Em relação à proteção da Amazônia, Sobel afirmou que a END possui "a tradicional paranóia brasileira" sobre atividades de ONGs e outras organizações estrangeiras, "percebidas como ameaças potenciais à soberania".
Para o diplomata, o plano de defesa do governo brasileiro não é uma estratégia, mas "um conjunto de ideias" sobre o papel dos militares no desenvolvimento do país, que não explica como será executado ou de onde virá o dinheiro. "Ainda não está certo quantas das recomendações vão ser implementadas", escreveu o ex-embaixador.
Equipamentos
O relato destaca também o interesse do Brasil em controlar tecnologia nos setores espacial, cibernético e nuclear. Mas critica a prioridade à indústria de defesa nacional, vista como "não competitiva". Nos despachos, consta ainda que o governo brasileiro “permite 'parceiros estratégicos', mas esses são vistos como os países que aceitam transferir tecnologias que tornarão o Brasil mais independente, não como um colaborador em operações de segurança”.

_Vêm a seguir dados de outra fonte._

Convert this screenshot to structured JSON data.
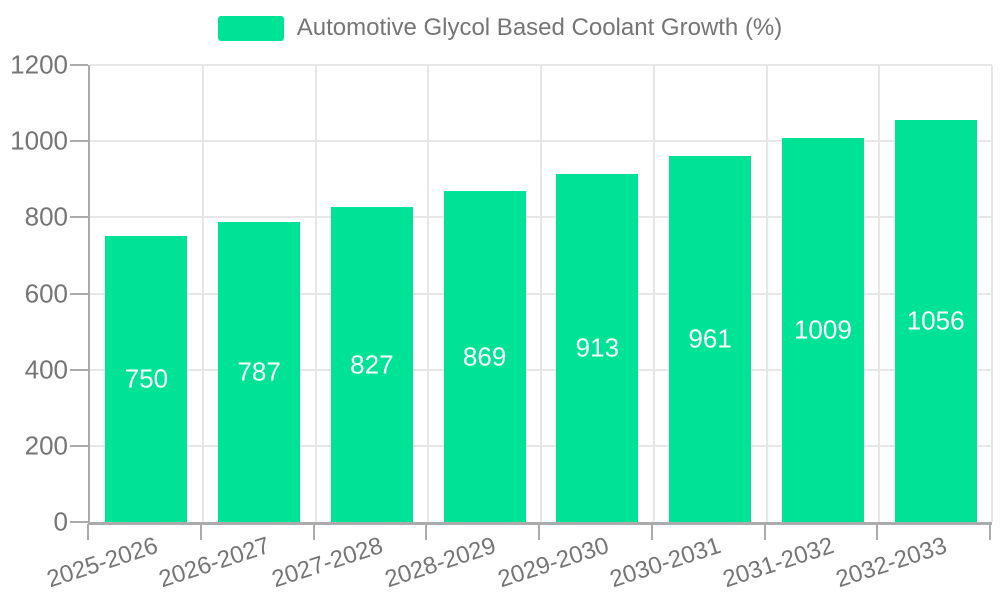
{
  "legend": {
    "series_label": "Automotive Glycol Based Coolant Growth (%)"
  },
  "chart_data": {
    "type": "bar",
    "title": "Automotive Glycol Based Coolant Growth (%)",
    "categories": [
      "2025-2026",
      "2026-2027",
      "2027-2028",
      "2028-2029",
      "2029-2030",
      "2030-2031",
      "2031-2032",
      "2032-2033"
    ],
    "values": [
      750,
      787,
      827,
      869,
      913,
      961,
      1009,
      1056
    ],
    "xlabel": "",
    "ylabel": "",
    "ylim": [
      0,
      1200
    ],
    "yticks": [
      0,
      200,
      400,
      600,
      800,
      1000,
      1200
    ],
    "grid": true,
    "legend_position": "top",
    "colors": {
      "bar": "#00E396",
      "grid": "#e7e7e7",
      "axis": "#ababab",
      "text": "#757575",
      "value_text": "#ffffff",
      "background": "#ffffff"
    }
  }
}
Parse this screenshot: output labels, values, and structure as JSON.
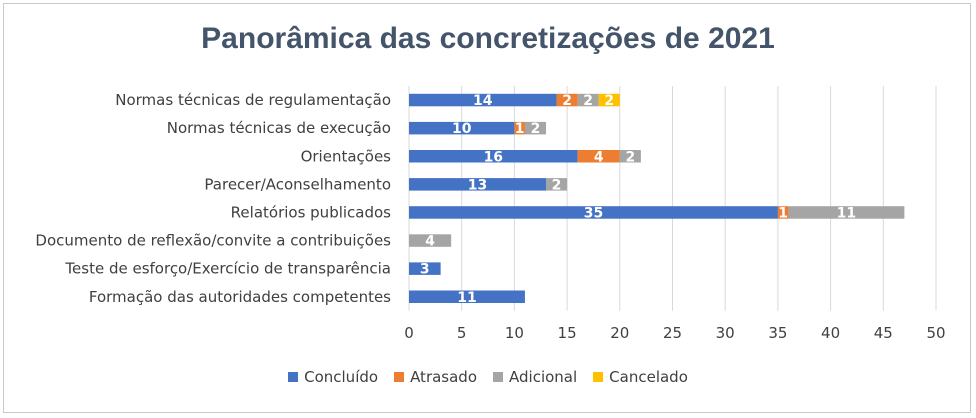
{
  "chart_data": {
    "type": "bar",
    "orientation": "horizontal",
    "stacked": true,
    "title": "Panorâmica das concretizações de 2021",
    "categories": [
      "Normas técnicas de regulamentação",
      "Normas técnicas de execução",
      "Orientações",
      "Parecer/Aconselhamento",
      "Relatórios publicados",
      "Documento de reflexão/convite a contribuições",
      "Teste de esforço/Exercício de transparência",
      "Formação das autoridades competentes"
    ],
    "series": [
      {
        "name": "Concluído",
        "color": "#4472c4",
        "values": [
          14,
          10,
          16,
          13,
          35,
          0,
          3,
          11
        ]
      },
      {
        "name": "Atrasado",
        "color": "#ed7d31",
        "values": [
          2,
          1,
          4,
          0,
          1,
          0,
          0,
          0
        ]
      },
      {
        "name": "Adicional",
        "color": "#a5a5a5",
        "values": [
          2,
          2,
          2,
          2,
          11,
          4,
          0,
          0
        ]
      },
      {
        "name": "Cancelado",
        "color": "#ffc000",
        "values": [
          2,
          0,
          0,
          0,
          0,
          0,
          0,
          0
        ]
      }
    ],
    "xlim": [
      0,
      50
    ],
    "xticks": [
      0,
      5,
      10,
      15,
      20,
      25,
      30,
      35,
      40,
      45,
      50
    ],
    "grid": true,
    "legend_position": "bottom"
  }
}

Para a diplomacia norte-americana, o objetivo de modernizar o setor militar no Brasil é “consistente”, mas é preciso “deixar de lado elefantes brancos politicamente populares como o submarino movido a energia nuclear".

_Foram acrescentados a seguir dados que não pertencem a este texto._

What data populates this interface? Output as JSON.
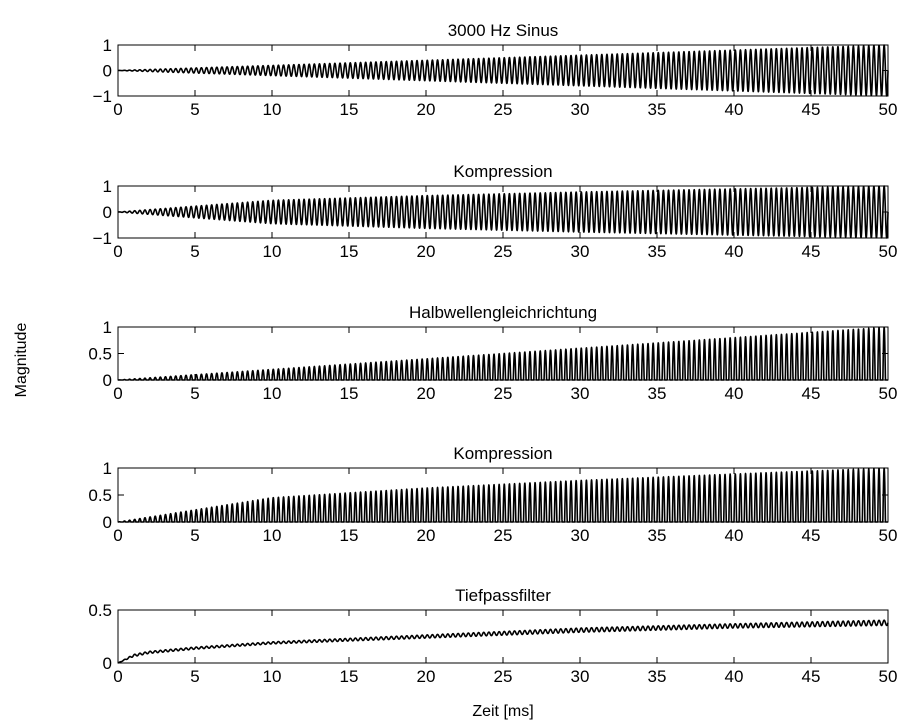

O desejo de ter um submarino nuclear foi mencionado sete vezes nos dois telegramas e esse equipamento é listado como item que pode impedir a concretização da END. Porém, com três submarinos nucleares, a Marinha dos EUA é uma das que utiliza o equipamento atualmente.
"Há sérias questões sobre o quanto desse plano será realizado, particularmente com outras supostas prioridades estratégicas, incluindo submarinos nucleares e apoio governamental a empresas do setor de defesa que não sejam competitivas, algo que pode provocar o surgimento de buracos negros que vão sugar todos os recursos disponíveis", consta na mensagem.
A compra dos submarinos foi concluída em setembro de 2009. São quatro modelos convencionais Scorpène, francês, e o desenvolvimento do casco e da integração de um reator brasileiro a uma unidade com propulsão nuclear. A principal vantagem, segundo a Marinha, é que nestes tipos de embarcação, é possível permanecer por longos períodos submerso, o que não é possível quando o motor é movido a diesel.
Por fim, Sobel encerra a mensagem questionando se o projeto será materializado: "como muitas das recomendações não são concretas e precisariam de mais ação para desenvolver, resta ver quantas serão implementadas".